Speaking of those issues, how did Indy end up getting forgiven and instituted as one of the deans or whatever at the end? As far as i can tell the sequence when something like this. Indy is coerced into helping the Communists but escapes. The government worries that he might be a traitor and/or might end up helping the Communists again, and tries to wreck his life. Indy _does_ get captured and coerced into helping the Communists again, but luckily no one in authority knows about it. Indy then escapes and then defeats the Communists, and some aliens, and some geography, but unfortunately no one in authority knows about it (and fortunately no other archaeologists know about the artifacts he inadvertently helped destroy.) He then goes home, and despite that fact that he can't prove anything happened, good or bad, he's suddenly back in good graces without explanation. Did McCarthyism manage to peak and fail entirely during the time while he was gone? Possibly, but it certainly wasn't explained.
As for the aliens, they sat around in their chamber for hundreds or thousands of years before one of their skulls got stolen, and the instant it comes back they need to get the hell out of dodge right _now_?
Of course not offering a reward to those who have valiantly rescued them. However despite the fact that one of them was along for the entire ride in the form of their skull, they don't seem to have a very clear idea of who it is exactly that deserves their gratitude.
Does the psychic russian person get the reward because she was the one to physically put the skull back? Because she was the first one to ask for it? Because the aliens are just dumb?
And although making bad choices when asking for a wish is a trope with a long history, it changes things a bit when the thing granting the wish is sentient and has free will. She asked for "all knowledge" (or something like that) as a reward, and it predictably resulted in a literal mind meltdown, during which the alien just watches her and makes some kind of indecipherable face. So what was it/they thinking at that point? Were they evil? Incompetent? Contemptuous? Just plain confused? "That's interesting, when I mentally access the repository of all knowledge my face doesn't reconfigure itself into liquid form. Is that something special you humans do? Oh well, I need to run now, I'm a few thousand years late for my dinner date. I need to hurry or I won't be getting lucky this eon! Have fun with your face melty thing! Bye!"
And then they depart, sucking up everyone who "helped" rescue them that wasn't smart enough to start running immediately, the chamber of ancient treasures they'd saved from around the world (only to destroy now) not to mention the entire ancient temple, and then topped it off by flooding the entire valley that their tribe of faithful worshipers had been living in for centuries. I guess it was a good thing for them that they were all killed by the Communists before they could be destroyed by the unfaithful gods =P
And speaking of who was responsible for what, why oh why did Indy decide to take his friend back after he had already been betrayed twice? And why did he even bother trying to save him after the third betrayal? It started to seem a little like a sitcom, Indy: "Hey look everyone! We're being betrayed to the enemy for a quick buck again!
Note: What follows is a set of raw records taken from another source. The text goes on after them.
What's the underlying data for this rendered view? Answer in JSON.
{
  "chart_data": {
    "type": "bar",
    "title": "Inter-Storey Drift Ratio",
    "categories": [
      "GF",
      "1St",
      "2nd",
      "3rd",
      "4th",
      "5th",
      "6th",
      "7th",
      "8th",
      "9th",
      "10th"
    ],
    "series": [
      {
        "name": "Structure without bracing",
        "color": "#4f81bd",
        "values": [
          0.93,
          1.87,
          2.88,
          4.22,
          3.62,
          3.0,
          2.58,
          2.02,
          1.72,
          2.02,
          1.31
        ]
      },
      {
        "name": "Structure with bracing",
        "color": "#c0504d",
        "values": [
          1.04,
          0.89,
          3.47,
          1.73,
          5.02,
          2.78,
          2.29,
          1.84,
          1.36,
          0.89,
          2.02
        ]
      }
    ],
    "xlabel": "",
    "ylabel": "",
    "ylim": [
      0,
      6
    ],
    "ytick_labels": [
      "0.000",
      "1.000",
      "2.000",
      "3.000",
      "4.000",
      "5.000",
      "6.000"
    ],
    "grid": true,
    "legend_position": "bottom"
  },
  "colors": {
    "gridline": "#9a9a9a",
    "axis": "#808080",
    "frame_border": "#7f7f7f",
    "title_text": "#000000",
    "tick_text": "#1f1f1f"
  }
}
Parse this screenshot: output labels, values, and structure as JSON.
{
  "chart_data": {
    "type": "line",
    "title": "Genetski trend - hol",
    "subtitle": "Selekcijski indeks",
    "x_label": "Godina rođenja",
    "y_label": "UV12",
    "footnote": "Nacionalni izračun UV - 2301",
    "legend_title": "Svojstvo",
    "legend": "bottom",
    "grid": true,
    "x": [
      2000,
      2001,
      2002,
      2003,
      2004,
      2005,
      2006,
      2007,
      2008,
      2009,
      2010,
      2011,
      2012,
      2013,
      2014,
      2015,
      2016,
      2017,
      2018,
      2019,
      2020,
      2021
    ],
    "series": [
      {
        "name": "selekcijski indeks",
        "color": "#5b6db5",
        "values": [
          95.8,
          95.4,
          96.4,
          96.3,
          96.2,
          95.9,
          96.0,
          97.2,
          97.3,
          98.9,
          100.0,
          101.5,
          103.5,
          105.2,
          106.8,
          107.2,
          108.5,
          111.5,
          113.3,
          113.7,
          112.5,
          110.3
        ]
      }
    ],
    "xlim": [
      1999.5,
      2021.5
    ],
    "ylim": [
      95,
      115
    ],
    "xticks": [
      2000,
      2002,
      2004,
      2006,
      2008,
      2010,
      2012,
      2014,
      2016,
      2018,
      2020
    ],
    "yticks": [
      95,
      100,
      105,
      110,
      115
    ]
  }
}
Oh that Mac!" Studio audience: "HAHAHAHAHA!"
Sure they had some kind of brief conversation in the middle of a fist fight in which Mac claimed he'd been planning to triple-cross the soviets all along, but it wasn't very convincing and it was bizarre that the rest of them never stopped to question it after they had escaped.
So all in all it was an okay action movie, but it didn't really live up to what i was expecting for an Indiana Jones movie. I'm hard pressed to say if i would rate it above or below Temple of Doom, but it's certainly not putting any pressure on Raiders or Last Crusade.